TCB | What do you mean by your brands lend themselves to the store experience?
Urdahl: In addition to quality products, we need to deliver services and experiences. I like to say that Red Wing Shoe stores are like Apple stores. You can see all of our styles. You also get a tremendous amount of service. Someone measures your foot and talks to you about your footwear needs. Later you can come in and get free laces and free oiling.
TCB | While close to the Twin Cities, you are still far enough away that competing for talent must be challenging. What talent acquisition strategies have you implemented?

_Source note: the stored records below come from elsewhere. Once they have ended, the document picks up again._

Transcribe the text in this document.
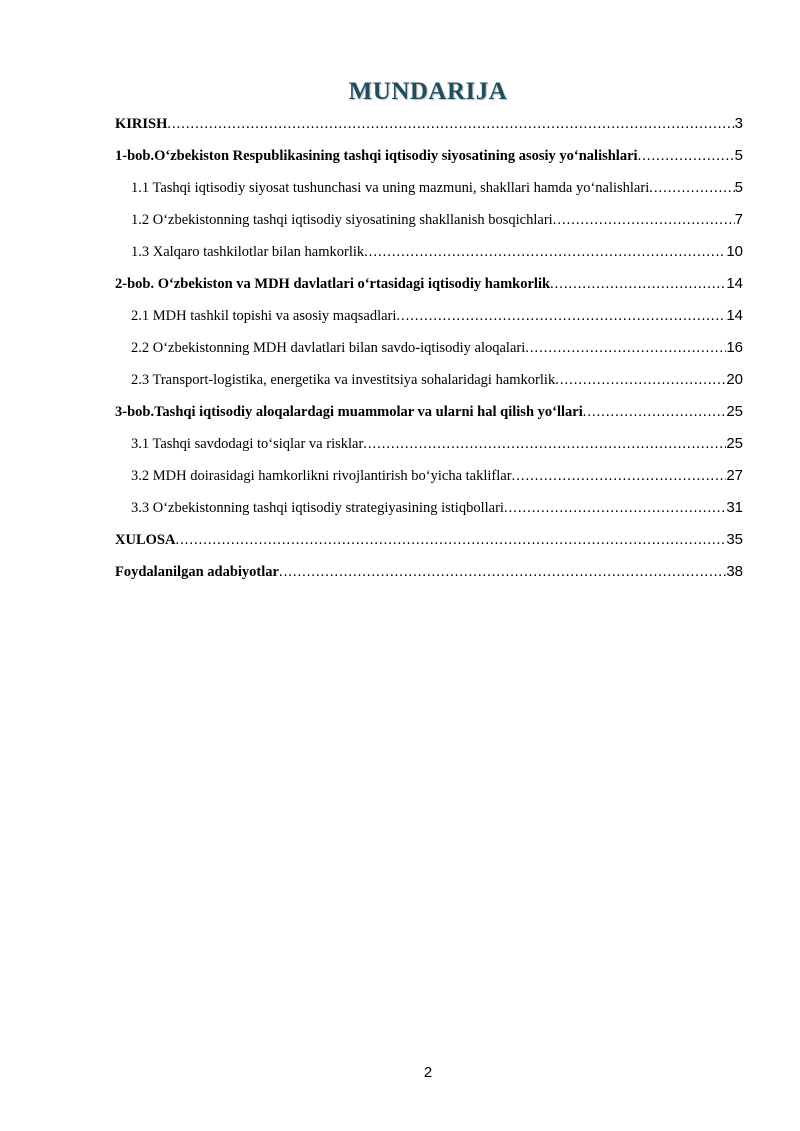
MUNDARIJA
KIRISH .....	3
1-bob.O‘zbekiston Respublikasining tashqi iqtisodiy siyosatining asosiy yo‘nalishlari .....	5
1.1 Tashqi iqtisodiy siyosat tushunchasi va uning mazmuni, shakllari hamda yo‘nalishlari .....	5
1.2 O‘zbekistonning tashqi iqtisodiy siyosatining shakllanish bosqichlari .....	7
1.3 Xalqaro tashkilotlar bilan hamkorlik .....	10
2-bob. O‘zbekiston va MDH davlatlari o‘rtasidagi iqtisodiy hamkorlik .....	14
2.1 MDH tashkil topishi va asosiy maqsadlari .....	14
2.2 O‘zbekistonning MDH davlatlari bilan savdo-iqtisodiy aloqalari .....	16
2.3 Transport-logistika, energetika va investitsiya sohalaridagi hamkorlik .....	20
3-bob.Tashqi iqtisodiy aloqalardagi muammolar va ularni hal qilish yo‘llari .....	25
3.1 Tashqi savdodagi to‘siqlar va risklar .....	25
3.2 MDH doirasidagi hamkorlikni rivojlantirish bo‘yicha takliflar .....	27
3.3 O‘zbekistonning tashqi iqtisodiy strategiyasining istiqbollari .....	31
XULOSA .....	35
Foydalanilgan adabiyotlar .....	38
2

Urdahl: Three to four years ago, when we were growing rapidly, we were concerned about how we could attract talent to come to Red Wing to work. But we have not found that to be an issue outside of IT and marketing—due to the opportunities offered in the Twin Cities—which has been a bit of a hurdle. When we seek people to come to work for us, we invite them to our offices. When they see our building and what we are, meet our people, they say they had no idea about the magnitude of our operations. We also offer flexible opportunities. They don’t have to drive to Red Wing every day. Sixty percent of our employees work outside of Red Wing at other locations, and well over 50 percent of those who work in Red Wing work remotely some of the time. Of course, not everyone can do that. People who work in manufacturing or people who need to be at their desk cannot.
TCB | Are there other pressing issues you face?
Urdahl: We sell to global manufacturing companies. That has created headwinds. The strong U.S. dollar is making it more difficult for U.S. exporters. Geopolitical issues are difficult. The global manufacturing economy is contracting, and the oil and gas industry is a big part of that. Seventy-five percent of our company is focused on work boot manufacturing, and 25 percent of that is related to the oil and gas industry. As that business ebbs and flows, we feel it financially, but we have weathered these storms before. To prepare for recovery, we are looking to invest in our business and be ready to gain market share. We are watching expenses but continue to invest in the future. Being a privately held company, we have the option to do that.